A few days later, though, Ricky found himself in demand again. A band called The Marauders had seen him on the Peter and Gordon tour and wanted him to join them.
By then, Ricky was well and truly enmeshed in the non-stop whirl of the British beat boom.
In the intervening year of 1964, Ricky had also become involved in the controversial Bristol-produced rock'n'roll passion play A Man Dies
It was co-written by a Lockleaze church minister. The play starred a bunch of city teenagers – and was accused of blasphemy.
Ricky Ford sang on the album of the show, which was produced at the world famous Abbey Road studios in 1964. That period of his life also saw him getting bookings through the NEMS agency, the company which was owned by Beatles impresario Brian Epstein. "He took me under his wing and said he thought I had a very unusual voice," recalls Ricky. "He got me along to Abbey Road to do some demos with George Martin (the Beatles' iconic producer), but the songs just weren't right."
One that was, though, was released on Parlophone back in 1965. Your Are My Love was the A-side and the flipside track was Long Way From Love.
Ricky plays me the tune from way back then, and reminisces about how Roy Orbison – the man he now emulates in his stage show – gave serious thought to recording the track himself. "It was made at Abbey Road," Ricky remembers.
"It was laid down in an hour.
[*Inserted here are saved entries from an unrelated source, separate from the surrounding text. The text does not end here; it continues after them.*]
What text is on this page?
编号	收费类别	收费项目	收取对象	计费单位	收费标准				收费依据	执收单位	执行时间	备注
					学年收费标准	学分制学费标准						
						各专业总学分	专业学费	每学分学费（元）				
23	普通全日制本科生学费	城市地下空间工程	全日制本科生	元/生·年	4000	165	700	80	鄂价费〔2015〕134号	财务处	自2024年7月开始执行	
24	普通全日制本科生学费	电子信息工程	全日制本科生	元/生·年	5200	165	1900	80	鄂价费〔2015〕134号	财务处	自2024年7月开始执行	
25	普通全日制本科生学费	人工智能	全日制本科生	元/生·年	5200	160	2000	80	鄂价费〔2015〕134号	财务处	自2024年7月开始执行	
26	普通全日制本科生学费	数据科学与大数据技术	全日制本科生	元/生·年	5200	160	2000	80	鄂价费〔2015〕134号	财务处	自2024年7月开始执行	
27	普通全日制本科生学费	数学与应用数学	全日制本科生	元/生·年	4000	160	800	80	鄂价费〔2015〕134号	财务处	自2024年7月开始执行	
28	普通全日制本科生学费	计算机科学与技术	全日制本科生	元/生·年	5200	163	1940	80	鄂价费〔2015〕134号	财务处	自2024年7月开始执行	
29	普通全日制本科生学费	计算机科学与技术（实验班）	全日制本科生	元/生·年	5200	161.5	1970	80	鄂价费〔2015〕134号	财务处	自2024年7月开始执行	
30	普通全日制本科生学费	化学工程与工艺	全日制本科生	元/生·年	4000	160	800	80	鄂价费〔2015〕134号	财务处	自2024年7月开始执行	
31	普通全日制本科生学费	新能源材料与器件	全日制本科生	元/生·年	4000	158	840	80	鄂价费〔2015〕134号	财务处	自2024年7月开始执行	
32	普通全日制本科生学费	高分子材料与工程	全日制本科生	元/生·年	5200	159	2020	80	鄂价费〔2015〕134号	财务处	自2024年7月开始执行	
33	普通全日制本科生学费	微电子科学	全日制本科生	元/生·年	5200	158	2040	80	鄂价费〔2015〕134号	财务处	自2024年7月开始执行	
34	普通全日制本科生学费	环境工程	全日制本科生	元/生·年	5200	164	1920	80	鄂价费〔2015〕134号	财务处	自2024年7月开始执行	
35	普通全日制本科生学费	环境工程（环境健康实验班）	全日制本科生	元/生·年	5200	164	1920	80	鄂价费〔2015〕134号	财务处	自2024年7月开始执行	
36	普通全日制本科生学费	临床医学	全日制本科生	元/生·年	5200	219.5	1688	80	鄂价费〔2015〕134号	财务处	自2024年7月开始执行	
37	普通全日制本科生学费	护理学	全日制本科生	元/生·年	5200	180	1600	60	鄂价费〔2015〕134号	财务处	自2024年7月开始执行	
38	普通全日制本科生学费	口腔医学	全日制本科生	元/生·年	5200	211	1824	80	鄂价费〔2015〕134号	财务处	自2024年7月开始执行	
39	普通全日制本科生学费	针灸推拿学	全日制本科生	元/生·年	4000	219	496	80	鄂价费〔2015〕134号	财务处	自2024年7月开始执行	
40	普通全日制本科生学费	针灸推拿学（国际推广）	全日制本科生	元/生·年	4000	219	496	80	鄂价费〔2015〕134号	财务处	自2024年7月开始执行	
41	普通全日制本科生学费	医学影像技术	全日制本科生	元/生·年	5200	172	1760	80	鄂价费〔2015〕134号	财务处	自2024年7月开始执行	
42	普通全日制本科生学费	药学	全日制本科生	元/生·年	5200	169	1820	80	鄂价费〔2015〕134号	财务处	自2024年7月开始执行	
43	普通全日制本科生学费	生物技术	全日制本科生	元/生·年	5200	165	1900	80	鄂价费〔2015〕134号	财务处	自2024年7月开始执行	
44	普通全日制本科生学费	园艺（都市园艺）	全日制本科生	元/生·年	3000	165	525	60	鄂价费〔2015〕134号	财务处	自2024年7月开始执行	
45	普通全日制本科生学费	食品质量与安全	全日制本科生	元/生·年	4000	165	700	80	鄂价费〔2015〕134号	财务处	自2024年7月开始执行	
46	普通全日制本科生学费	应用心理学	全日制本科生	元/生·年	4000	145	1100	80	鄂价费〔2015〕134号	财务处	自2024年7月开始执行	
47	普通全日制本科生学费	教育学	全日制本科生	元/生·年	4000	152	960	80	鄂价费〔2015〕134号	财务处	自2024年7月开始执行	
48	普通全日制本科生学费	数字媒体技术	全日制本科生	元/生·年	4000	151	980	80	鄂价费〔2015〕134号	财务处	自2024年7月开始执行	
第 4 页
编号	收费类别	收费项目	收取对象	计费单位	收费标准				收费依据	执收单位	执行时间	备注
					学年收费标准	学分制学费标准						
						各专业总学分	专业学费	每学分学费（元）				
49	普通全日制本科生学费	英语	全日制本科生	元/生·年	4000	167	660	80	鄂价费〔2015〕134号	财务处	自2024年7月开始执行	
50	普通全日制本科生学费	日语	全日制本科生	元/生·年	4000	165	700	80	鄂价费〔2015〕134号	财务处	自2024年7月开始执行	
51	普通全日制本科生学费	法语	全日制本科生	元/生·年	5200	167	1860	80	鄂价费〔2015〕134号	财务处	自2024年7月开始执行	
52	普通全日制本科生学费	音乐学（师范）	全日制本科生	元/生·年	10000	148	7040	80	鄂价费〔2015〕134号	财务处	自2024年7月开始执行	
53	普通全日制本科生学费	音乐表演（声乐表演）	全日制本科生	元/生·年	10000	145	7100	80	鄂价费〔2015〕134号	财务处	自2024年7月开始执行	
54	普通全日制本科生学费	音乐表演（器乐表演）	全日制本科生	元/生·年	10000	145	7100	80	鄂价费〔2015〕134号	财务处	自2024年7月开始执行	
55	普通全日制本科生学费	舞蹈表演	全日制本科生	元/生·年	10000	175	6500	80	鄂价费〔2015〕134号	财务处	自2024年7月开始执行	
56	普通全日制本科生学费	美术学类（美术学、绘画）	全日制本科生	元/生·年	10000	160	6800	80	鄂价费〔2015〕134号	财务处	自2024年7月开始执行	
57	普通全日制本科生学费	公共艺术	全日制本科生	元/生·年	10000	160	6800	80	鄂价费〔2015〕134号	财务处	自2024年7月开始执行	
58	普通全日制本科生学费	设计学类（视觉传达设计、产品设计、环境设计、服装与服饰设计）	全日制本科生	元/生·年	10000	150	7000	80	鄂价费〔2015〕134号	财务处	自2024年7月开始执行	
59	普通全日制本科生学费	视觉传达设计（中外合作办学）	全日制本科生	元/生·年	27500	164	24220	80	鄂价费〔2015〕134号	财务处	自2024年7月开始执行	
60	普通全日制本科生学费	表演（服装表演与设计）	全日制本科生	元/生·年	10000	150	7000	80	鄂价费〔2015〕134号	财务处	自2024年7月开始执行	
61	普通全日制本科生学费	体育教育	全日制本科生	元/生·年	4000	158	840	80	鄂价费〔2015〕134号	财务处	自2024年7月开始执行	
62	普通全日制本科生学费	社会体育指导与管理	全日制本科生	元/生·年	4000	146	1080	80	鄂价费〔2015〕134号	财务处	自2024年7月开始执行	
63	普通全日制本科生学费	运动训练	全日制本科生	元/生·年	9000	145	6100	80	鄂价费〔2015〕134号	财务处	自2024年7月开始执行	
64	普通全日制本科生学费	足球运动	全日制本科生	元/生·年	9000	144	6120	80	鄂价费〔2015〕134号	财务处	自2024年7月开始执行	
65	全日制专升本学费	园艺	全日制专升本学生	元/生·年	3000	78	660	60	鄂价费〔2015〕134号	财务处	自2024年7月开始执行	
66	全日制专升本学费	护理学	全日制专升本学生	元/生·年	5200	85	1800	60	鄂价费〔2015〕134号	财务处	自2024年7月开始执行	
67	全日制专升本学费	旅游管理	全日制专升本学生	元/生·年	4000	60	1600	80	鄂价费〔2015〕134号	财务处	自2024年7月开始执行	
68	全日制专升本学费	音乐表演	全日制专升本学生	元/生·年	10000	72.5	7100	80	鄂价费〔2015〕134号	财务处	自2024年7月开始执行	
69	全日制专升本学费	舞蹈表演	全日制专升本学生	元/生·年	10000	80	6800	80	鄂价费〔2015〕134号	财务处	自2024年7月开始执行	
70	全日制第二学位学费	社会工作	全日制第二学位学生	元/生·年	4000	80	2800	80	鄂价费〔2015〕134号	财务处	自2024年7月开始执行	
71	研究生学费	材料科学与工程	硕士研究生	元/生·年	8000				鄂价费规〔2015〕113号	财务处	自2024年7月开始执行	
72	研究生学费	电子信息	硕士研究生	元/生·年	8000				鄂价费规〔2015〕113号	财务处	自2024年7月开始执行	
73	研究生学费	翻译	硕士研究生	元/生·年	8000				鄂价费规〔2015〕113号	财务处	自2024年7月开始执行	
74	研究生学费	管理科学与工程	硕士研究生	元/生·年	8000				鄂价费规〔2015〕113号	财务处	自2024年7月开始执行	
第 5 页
Roy listened to it twice, but eventually turned it down."
Inexorably, the Sixties turned into the Seventies and times changed, but Ricky Ford never gave up singing, finally going solo in 1992 "because the economics of the business dictate that you just cannot carry a group around". He's still got that "very unusual voice" at the age of 68. "I've been lucky that it's always been very strong," he says. "I've never lost the range or falsetto."
Listening to his tracks, he sounds incredibly young, and I ask how he looks after his voice. "I don't smoke, I don't drink much, I rest my voice and I never rehearse," he reveals.
So, as Ricky's approaching three score years and 10, where does he play? "Over the past year, I think I must have done 56 clubs in the South Wales valleys," he says, " – and that's not for the squeamish.
"I also play all over Bristol, local clubs in places like Bedminster Down, Warmley."
His act is a dichotomy. He does a 50-minute Roy Orbison tribute set and then switches to lots of popular pop featuring hits from people like Elvis and Cliff Richard.
Five decades on, his musical career from those early days has caught up with him. He's just discovered that one of his tracks has been picked up to feature on a new compilation album called Try Me Out Ballroom Beat, which is billed as including examples of "prime British beat 1964-1966". The thing is, though, it's not Ricky's A-side they've chosen, it's Long Way From Love, the song he put on the B-side!
"If you hear this track, it's no great shakes," says Ricky, "but it seems that's what they wanted, to try and demonstrate what music was actually like in the youth clubs and local dance halls back then."
Ricky's a grandad four times over and 68 years old, but the demand for his act shows no sign of subsiding.
He's just been asked back to do a gig at a pub in Brean, near Weston- super-Mare. It'll be his fifth year there.
While we chatted, Ricky interspersed our conversation with snippets of songs from his stage act. His voice is still every bit as powerful as Orbison's, that's for sure.
And thanks to this asset, the former railway clerk who became Ricky Ford has obviously had one heck of a musical career.
He's met and mixed with some of the greatest music-makers from that incredible era, including a meeting with The Big O, Orbison himself, and mingled with its movers and shakers such as the late and legendary Brian Epstein.
Despite all that, as he says wistfully, "I've never been famous – but I can still fill a club!"